Suppressing errors from command output

Hi,

When I run the command "print_manifest | grep "Main Memory", I get the note :

# /opt/ignite/bin/print_manifest | grep "Main Memory"
NOTE: Could not read the /etc/resolv.conf file.
    Main Memory:        196498 MB
#

How do I suppress the part :

NOTE: Could not read the /etc/resolv.conf file.

The file /etc/resolv.conf does not exist in the server, because we do not use DNS for our hostname resolution. However, this NOTE does not pop once I create the resolv.conf file. But is this a good solution?

Please advise.

Did you consider redirecting stderr to /dev/null ?

Hi,

The script expects to see the resolve.conf file, so is correctly identifying the missing file - touching the file removes the error.

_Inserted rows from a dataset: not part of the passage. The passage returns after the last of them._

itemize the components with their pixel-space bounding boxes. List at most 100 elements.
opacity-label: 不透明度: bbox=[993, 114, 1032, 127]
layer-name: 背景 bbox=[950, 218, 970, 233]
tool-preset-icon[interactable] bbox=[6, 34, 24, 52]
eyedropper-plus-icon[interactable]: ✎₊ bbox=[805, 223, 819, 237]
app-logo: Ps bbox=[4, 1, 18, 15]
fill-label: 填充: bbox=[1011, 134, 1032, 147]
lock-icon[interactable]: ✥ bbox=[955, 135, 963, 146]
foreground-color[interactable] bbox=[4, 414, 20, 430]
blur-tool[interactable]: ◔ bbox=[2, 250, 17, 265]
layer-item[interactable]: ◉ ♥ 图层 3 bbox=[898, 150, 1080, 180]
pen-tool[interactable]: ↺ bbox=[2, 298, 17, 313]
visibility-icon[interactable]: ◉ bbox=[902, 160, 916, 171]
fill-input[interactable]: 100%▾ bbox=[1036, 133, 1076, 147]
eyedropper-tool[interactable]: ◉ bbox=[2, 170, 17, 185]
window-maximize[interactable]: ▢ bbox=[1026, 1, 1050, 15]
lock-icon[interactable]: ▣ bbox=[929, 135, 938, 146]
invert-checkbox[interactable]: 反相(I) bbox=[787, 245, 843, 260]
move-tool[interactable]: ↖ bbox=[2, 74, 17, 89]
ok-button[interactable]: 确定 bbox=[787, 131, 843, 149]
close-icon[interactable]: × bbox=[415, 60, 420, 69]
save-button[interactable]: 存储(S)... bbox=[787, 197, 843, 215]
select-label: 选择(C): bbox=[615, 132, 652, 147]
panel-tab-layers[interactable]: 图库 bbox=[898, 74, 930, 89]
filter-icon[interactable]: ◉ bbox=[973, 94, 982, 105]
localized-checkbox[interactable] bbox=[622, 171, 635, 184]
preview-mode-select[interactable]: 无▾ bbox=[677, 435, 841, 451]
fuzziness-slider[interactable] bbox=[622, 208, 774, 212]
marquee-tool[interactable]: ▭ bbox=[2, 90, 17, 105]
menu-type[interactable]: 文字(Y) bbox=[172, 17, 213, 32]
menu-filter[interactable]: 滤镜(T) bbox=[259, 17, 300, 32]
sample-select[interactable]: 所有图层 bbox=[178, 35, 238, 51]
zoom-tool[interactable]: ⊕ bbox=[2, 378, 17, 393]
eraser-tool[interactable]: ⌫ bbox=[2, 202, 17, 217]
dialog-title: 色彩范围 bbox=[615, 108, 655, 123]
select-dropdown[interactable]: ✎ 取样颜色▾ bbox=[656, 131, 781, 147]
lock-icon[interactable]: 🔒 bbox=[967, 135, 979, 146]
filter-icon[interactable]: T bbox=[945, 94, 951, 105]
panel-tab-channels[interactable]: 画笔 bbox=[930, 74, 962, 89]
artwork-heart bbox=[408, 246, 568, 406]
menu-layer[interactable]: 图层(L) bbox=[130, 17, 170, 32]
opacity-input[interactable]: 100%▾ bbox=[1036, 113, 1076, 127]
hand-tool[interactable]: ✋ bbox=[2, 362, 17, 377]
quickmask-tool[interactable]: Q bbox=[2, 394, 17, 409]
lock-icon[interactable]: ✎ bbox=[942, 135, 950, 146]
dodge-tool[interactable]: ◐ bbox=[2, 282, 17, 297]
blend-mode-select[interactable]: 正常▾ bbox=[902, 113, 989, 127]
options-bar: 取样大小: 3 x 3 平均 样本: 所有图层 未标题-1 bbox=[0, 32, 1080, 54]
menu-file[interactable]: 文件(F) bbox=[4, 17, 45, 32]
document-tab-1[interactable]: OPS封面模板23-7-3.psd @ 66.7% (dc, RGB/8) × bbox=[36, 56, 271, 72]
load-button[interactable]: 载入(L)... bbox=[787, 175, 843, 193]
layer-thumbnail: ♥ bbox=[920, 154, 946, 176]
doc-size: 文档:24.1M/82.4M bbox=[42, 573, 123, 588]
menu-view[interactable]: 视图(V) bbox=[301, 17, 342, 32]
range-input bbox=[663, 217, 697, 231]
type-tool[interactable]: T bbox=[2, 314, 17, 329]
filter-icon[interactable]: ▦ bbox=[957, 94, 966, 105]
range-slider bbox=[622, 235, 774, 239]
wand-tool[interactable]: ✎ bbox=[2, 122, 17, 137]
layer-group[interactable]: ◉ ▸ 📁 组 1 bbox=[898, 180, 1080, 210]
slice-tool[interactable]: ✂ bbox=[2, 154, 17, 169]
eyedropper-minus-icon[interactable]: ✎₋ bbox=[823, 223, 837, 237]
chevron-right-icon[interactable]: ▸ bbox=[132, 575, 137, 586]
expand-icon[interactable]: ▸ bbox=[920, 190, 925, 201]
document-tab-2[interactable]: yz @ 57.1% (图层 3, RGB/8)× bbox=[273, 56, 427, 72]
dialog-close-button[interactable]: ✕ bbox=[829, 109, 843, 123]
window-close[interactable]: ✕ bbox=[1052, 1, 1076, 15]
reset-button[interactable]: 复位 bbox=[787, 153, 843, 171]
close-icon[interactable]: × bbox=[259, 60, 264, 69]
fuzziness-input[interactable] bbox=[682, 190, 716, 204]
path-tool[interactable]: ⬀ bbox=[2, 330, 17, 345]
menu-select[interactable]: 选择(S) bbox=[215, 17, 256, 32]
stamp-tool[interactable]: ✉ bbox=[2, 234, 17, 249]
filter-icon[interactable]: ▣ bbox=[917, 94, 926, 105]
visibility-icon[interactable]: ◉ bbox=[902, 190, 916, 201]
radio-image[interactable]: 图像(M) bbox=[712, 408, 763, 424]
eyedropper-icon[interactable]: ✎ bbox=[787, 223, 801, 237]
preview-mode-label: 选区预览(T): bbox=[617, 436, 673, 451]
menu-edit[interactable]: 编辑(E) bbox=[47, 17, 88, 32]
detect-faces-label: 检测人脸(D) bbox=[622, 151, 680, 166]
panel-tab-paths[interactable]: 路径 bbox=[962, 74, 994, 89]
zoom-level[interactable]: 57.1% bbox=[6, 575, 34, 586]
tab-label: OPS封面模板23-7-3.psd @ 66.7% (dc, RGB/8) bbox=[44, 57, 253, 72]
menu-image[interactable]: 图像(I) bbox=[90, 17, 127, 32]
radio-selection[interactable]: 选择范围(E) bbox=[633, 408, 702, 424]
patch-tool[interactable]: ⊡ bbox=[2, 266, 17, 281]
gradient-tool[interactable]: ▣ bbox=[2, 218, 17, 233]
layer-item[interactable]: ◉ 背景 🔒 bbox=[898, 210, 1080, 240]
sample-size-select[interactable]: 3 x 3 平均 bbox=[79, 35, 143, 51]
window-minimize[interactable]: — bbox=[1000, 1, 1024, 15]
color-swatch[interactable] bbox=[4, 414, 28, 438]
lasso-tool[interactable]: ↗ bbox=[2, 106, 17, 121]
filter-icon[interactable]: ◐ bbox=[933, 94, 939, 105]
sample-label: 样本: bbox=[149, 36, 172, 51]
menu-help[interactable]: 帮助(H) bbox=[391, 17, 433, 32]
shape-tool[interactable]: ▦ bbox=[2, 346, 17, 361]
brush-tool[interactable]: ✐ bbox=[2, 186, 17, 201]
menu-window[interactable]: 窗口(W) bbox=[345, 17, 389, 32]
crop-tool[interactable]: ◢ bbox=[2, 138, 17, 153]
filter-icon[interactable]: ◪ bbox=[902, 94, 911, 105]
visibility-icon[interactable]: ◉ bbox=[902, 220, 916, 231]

There are a number of options, the simplest is probably to do;

touch /etc/resolv.conf
chmod 440 /etc/resolv.conf

Alternatively you could send the stderr to /dev/null

Your final option would be to modify the script and put the offendin part of the script inside a test condition - running if the resolv.conf file exists.

Regards

Gull04

1 Like

I tried these methods to redirect stderr to /dev/null, and still that message pops :

$ sudo print_manifest | grep "Main Memory" > /dev/null 2>&1
NOTE: Could not read the /etc/resolv.conf file.
$ sudo print_manifest | grep "Main Memory" &>/dev/null
[1]     7684
$ NOTE: Could not read the /etc/resolv.conf file.
    Main Memory:        196498 MB

Are the commands I am using above correct?
If so, then seems like redirecting the error wont work. Need to touch the file?

You are piping the command's stdout to grep and then redirecting grep 's stderr to the null device. Where does the command's stderr go to?